Evaluation of future flow variability in ungauged basins: Validation of combined methods

Predicting future flow variability and changes in ungauged basins remains a challenging task not only because of data limitation, but also the various sources of uncertainty involved. However, for future water resources development projects, reliable estimate of future flow variability is essential. In this study, future flow variability and changes are estimated in 90 selected basins across the Province of Ontario using a multi-model approach combining bias correction and regional climate models (RCMs), downscaling and global climate models (GCMs), dual regionalization method and hydrologic model. Raw RCM outputs, bias corrected RCM data, and downscaled GCM outputs are compared to identify the most accurate predictor (precipitation, temperature) series when compared to the observed data for the current period. It is found that the bias correction approach can reduce monthly precipitation and daily temperature errors of regional climate models by about 90% and provides the most accurate precipitation and temperature time series. The bias-corrected RCM data are used with a rainfall-runoff model and a coupled regionalization method to simulate continuous streamflow in both gauged and ungauged basins. It is found that consistent streamflow and baseflow estimate can be obtained whatever the RCM data used.
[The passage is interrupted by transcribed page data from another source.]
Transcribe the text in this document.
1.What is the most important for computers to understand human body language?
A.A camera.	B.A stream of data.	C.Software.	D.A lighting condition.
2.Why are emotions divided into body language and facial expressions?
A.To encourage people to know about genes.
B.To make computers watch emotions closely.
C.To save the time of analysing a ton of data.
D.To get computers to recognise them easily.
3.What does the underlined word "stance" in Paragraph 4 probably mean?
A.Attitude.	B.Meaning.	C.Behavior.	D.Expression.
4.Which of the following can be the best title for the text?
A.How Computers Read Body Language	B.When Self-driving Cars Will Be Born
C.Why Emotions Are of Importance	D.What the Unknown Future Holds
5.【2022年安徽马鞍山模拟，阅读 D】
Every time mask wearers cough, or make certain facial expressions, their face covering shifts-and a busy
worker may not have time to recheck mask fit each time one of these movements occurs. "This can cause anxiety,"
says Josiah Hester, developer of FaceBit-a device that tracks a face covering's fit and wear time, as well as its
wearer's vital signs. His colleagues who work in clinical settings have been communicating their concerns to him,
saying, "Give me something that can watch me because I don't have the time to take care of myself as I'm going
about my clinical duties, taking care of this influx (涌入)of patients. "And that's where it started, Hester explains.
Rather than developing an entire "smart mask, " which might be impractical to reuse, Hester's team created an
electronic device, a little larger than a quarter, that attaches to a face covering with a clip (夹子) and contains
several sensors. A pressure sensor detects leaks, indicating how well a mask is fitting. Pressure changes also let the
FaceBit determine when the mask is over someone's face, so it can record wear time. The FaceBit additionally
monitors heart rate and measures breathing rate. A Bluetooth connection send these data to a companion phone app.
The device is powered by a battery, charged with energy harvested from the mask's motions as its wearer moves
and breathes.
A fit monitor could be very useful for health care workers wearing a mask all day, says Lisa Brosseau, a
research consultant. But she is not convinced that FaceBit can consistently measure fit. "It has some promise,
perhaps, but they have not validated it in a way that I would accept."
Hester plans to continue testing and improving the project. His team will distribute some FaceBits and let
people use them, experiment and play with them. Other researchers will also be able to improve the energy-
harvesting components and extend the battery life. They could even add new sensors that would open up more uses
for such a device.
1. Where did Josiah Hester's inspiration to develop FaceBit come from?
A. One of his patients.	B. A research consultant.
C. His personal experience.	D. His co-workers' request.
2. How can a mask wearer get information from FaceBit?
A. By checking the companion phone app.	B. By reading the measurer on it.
In general, positive (increasing) changes in streamflow are observed for all seasons except for March, April and May where negative (decreasing) trends are dominant in some basins. Future changes in baseflow are mostly positive with smaller amplitude whatever the season for almost all the 90 selected basins. Overall, it is shown that for northern, central and southern regions of Ontario, the amplitude of the variability and changes of future streamflow and baseflow in ungauged basins should be in the range of −10 to +10 mm per month based on most recent RCM simulations.